Ähnlich verhält es sich mit dem Contouring, das aus der Nähe manchmal nur wie zu dick aufgetragen aussieht, manchmal aber schon nach Fasching. Doch selbst wer die Technik wirklich beherrscht, braucht Zeit: Make-up-Artists rechnen für ein komplettes Contouring etwa 30 Minuten ein. Wie gesagt, dann ist nur die Grundierung fertig. Wer bereit ist, das zu investieren, hält sich in der Regel auch nicht zurück, wenn es danach endlich an die Farben und Spezialeffekte geht - Lippenstift, Eyeliner oder falsche Wimpern.

Vorbild ist bei diesem wie bei so vielen Schminktrends der jüngeren Zeit Kim Kardashian. Die Frau, die berühmt wurde durch stures Berühmtsein-Wollen, gilt inzwischen auch in Deutschland als Referenzgröße für angesagte Looks. Nicht zuletzt mithilfe von Contouring erfindet sie sich jeden Tag neu, teilt sich mit ihren Fans und sammelt die Likes ein. Natürlich kann Kardashian sich einen Make-up-Artist leisten, wohingegen Privatschminker ihr Make-up überaus präzise vor dem Spiegel auftragen sollten.

Das ideale Medium, um die Wirksamkeit der Eigenstuckatur zu überprüfen, bleibt ein Selfie. Denn der erwünschte Effekt kommt in der angeblitzten und durchgeschärften Ebene der digitalen Fotos am besten zur Geltung.
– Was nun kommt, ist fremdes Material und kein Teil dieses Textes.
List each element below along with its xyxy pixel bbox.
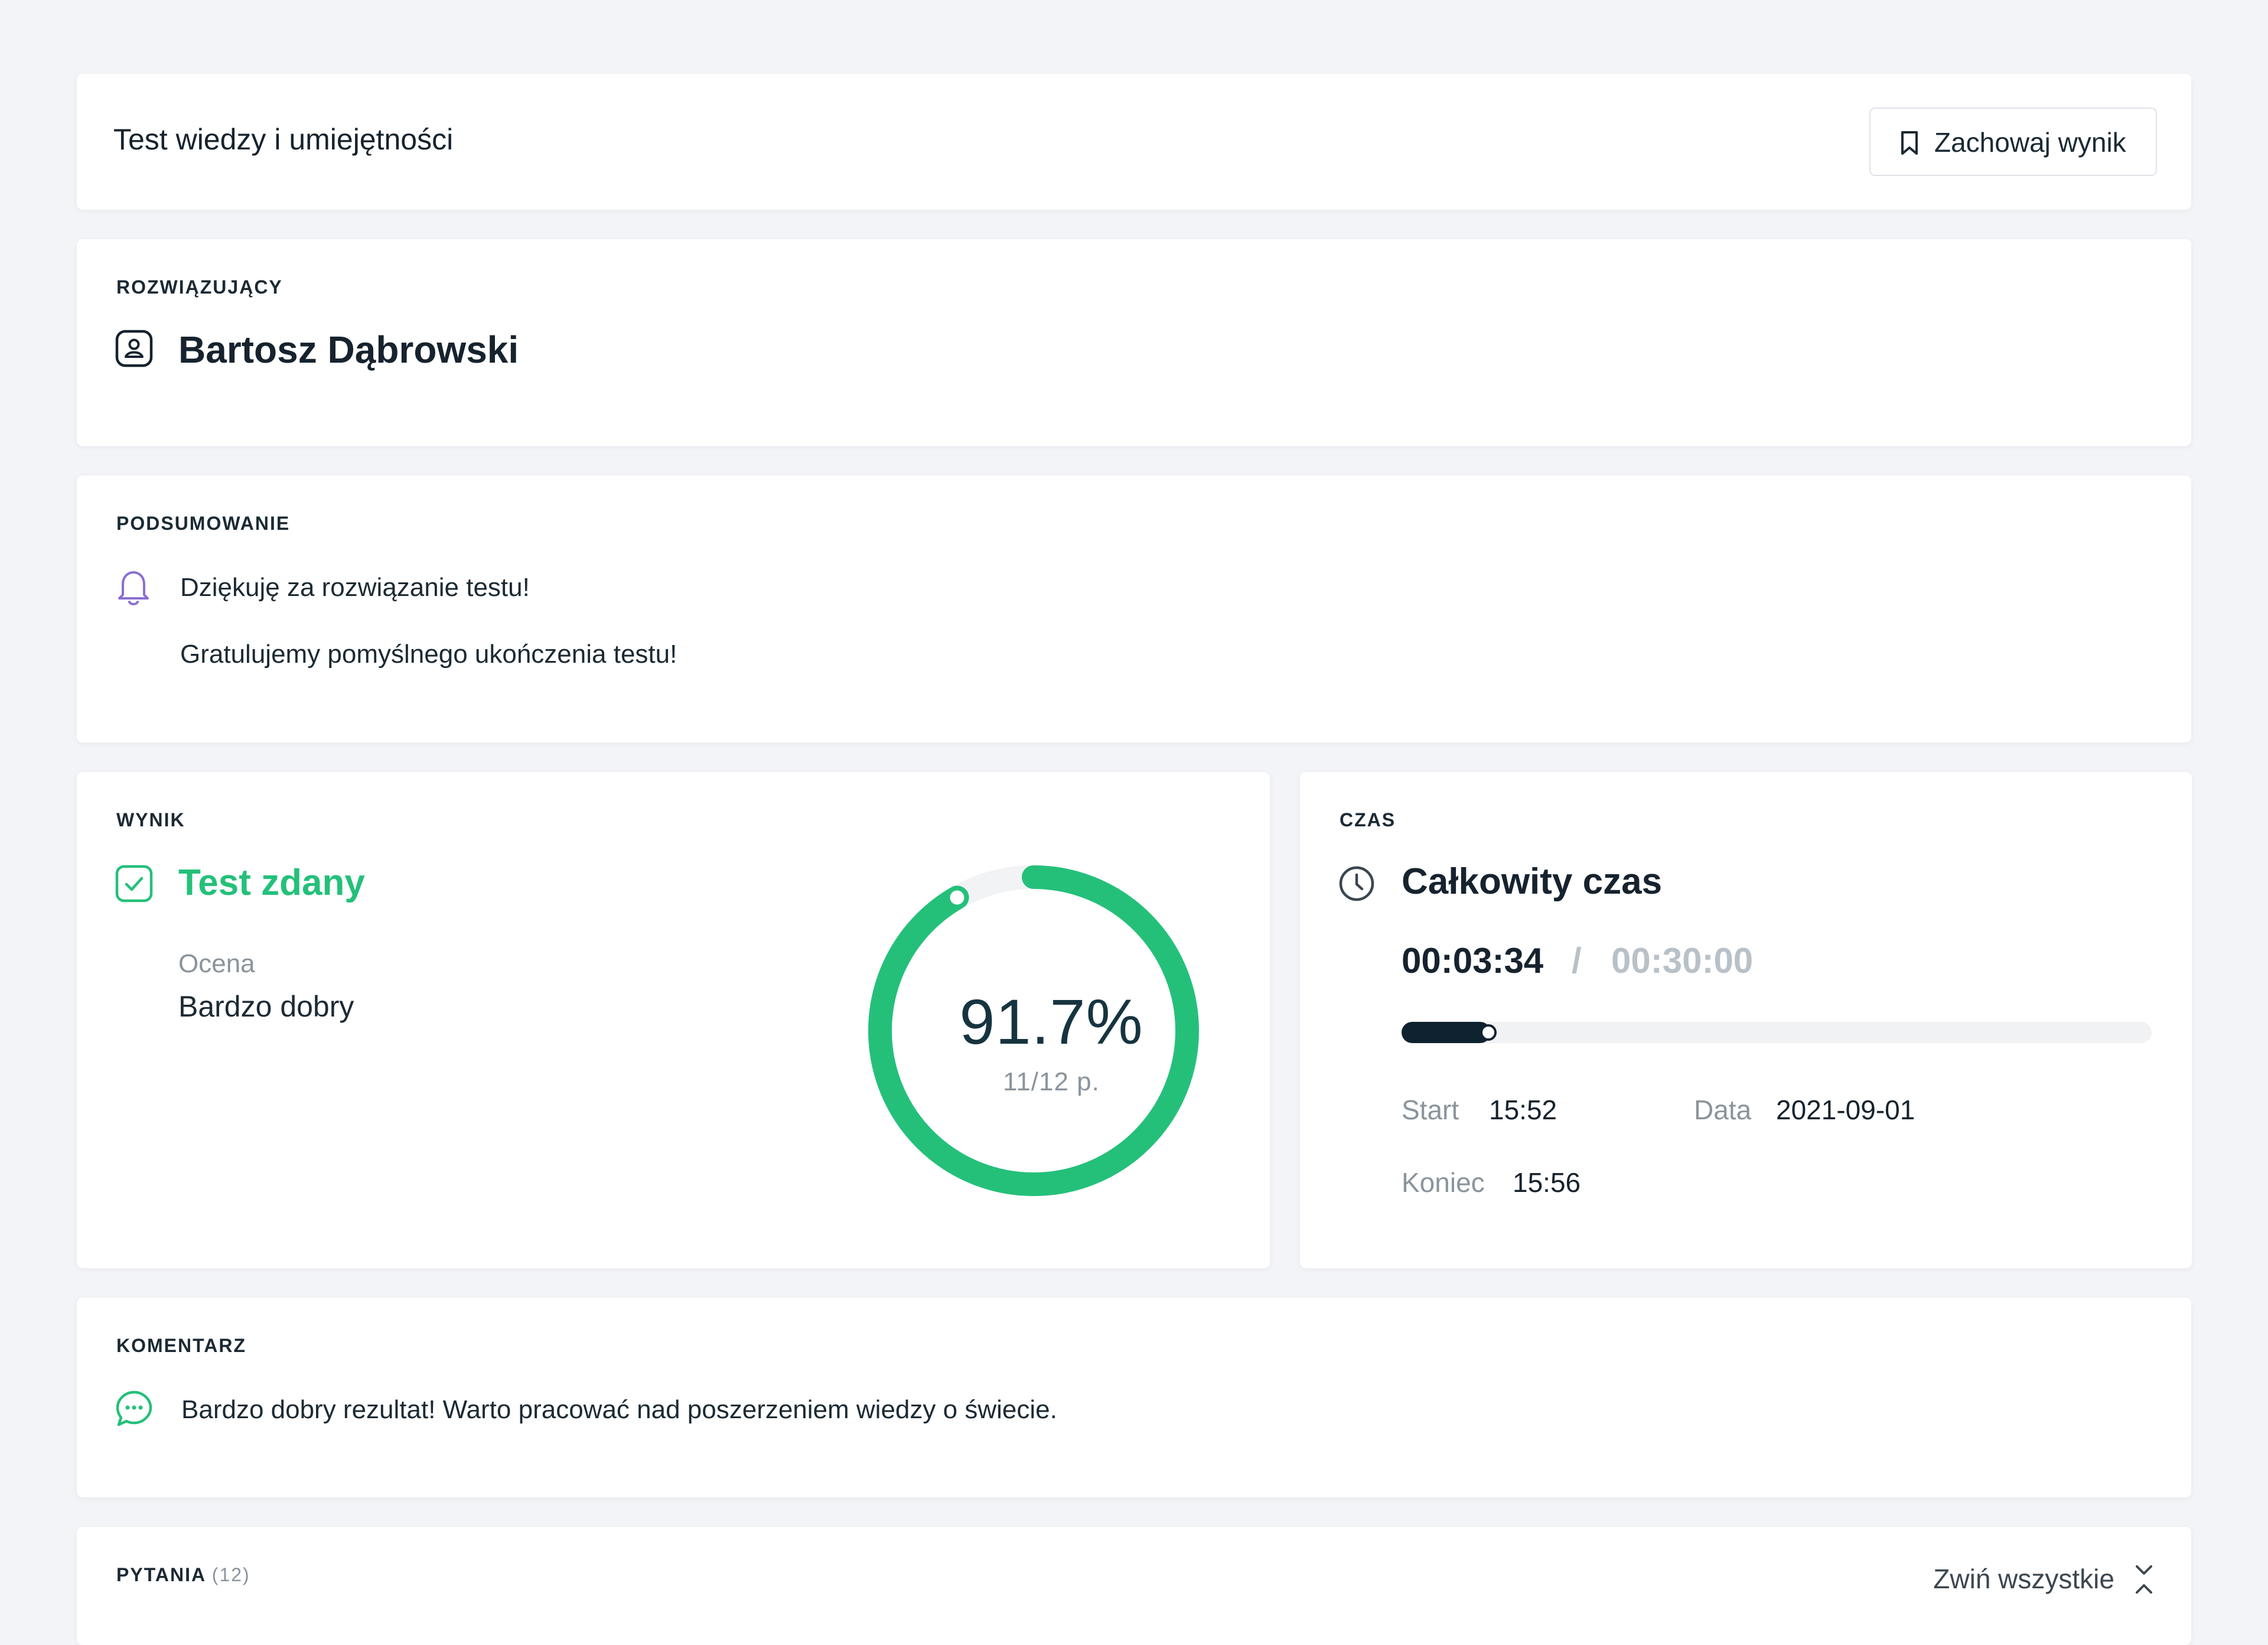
date-label: Data	[1694, 1095, 1752, 1125]
questions-section-label: PYTANIA (12)	[116, 1564, 250, 1586]
time-elapsed: 00:03:34	[1402, 941, 1544, 981]
questions-card: PYTANIA (12) Zwiń wszystkie	[77, 1527, 2191, 1645]
page-title: Test wiedzy i umiejętności	[113, 123, 454, 156]
collapse-all-button[interactable]: Zwiń wszystkie	[1908, 1559, 2156, 1601]
time-title: Całkowity czas	[1402, 861, 1663, 902]
date-value: 2021-09-01	[1776, 1095, 1915, 1125]
grade-value: Bardzo dobry	[178, 990, 354, 1023]
collapse-all-label: Zwiń wszystkie	[1933, 1563, 2114, 1594]
solver-card: ROZWIĄZUJĄCY Bartosz Dąbrowski	[77, 239, 2191, 446]
clock-icon	[1339, 866, 1374, 901]
time-limit: 00:30:00	[1611, 941, 1754, 981]
summary-congratulations: Gratulujemy pomyślnego ukończenia testu!	[180, 640, 677, 669]
end-value: 15:56	[1513, 1167, 1581, 1198]
summary-message: Dziękuję za rozwiązanie testu!	[180, 573, 530, 602]
questions-label: PYTANIA	[116, 1564, 206, 1585]
bookmark-icon	[1901, 131, 1918, 155]
result-section-label: WYNIK	[116, 809, 185, 830]
header-card: Test wiedzy i umiejętności Zachowaj wyni…	[77, 74, 2191, 210]
score-ring	[868, 865, 1199, 1196]
comment-section-label: KOMENTARZ	[116, 1335, 247, 1356]
summary-card: PODSUMOWANIE Dziękuję za rozwiązanie tes…	[77, 475, 2191, 742]
score-ring-fill	[868, 865, 1199, 1196]
time-card: CZAS Całkowity czas 00:03:34 / 00:30:00 …	[1300, 772, 2192, 1268]
time-progress-fill	[1402, 1022, 1491, 1043]
end-label: Koniec	[1402, 1167, 1485, 1198]
collapse-chevrons-icon	[2136, 1565, 2152, 1594]
checkbox-checked-icon	[115, 865, 153, 903]
save-result-label: Zachowaj wynik	[1934, 127, 2126, 158]
solver-section-label: ROZWIĄZUJĄCY	[116, 276, 283, 298]
chat-bubble-icon	[116, 1390, 152, 1426]
start-value: 15:52	[1489, 1095, 1557, 1125]
bell-icon	[118, 571, 149, 605]
comment-card: KOMENTARZ Bardzo dobry rezultat! Warto p…	[77, 1298, 2191, 1497]
time-progress-bar	[1402, 1022, 2152, 1043]
score-ring-knob	[946, 887, 968, 908]
time-progress-knob	[1480, 1024, 1497, 1041]
solver-name: Bartosz Dąbrowski	[178, 328, 519, 371]
save-result-button[interactable]: Zachowaj wynik	[1869, 108, 2157, 176]
result-status: Test zdany	[178, 862, 365, 903]
summary-section-label: PODSUMOWANIE	[116, 513, 291, 534]
time-section-label: CZAS	[1340, 809, 1396, 830]
questions-count: (12)	[211, 1564, 250, 1585]
start-label: Start	[1402, 1095, 1459, 1125]
score-percent: 91.7%	[959, 986, 1143, 1057]
comment-text: Bardzo dobry rezultat! Warto pracować na…	[181, 1395, 1057, 1424]
time-separator: /	[1572, 941, 1582, 981]
score-points: 11/12 p.	[1003, 1067, 1100, 1096]
grade-label: Ocena	[178, 949, 255, 978]
user-badge-icon	[115, 330, 153, 367]
result-card: WYNIK Test zdany Ocena Bardzo dobry 91.7…	[77, 772, 1270, 1268]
Künstlich, glatt und wie von innen leuchtend wirkt die Haut dann auf den Bildern, wie mit Photoshop bearbeitet. Das ist sinnvoll, denn die aufwendige Technik ist gerade bei jungen Frauen nicht deswegen beliebt, weil sie damit im Supermarkt oder im Club angestarrt werden, sondern weil sie ihren Auftritt in den sozialen Vorzeigemedien damit optimieren können. Was zählt, ist der perfekte Look auf Instagram: Dort kann keiner der digitalen Filter mit der handgemachten Typveränderung mithalten.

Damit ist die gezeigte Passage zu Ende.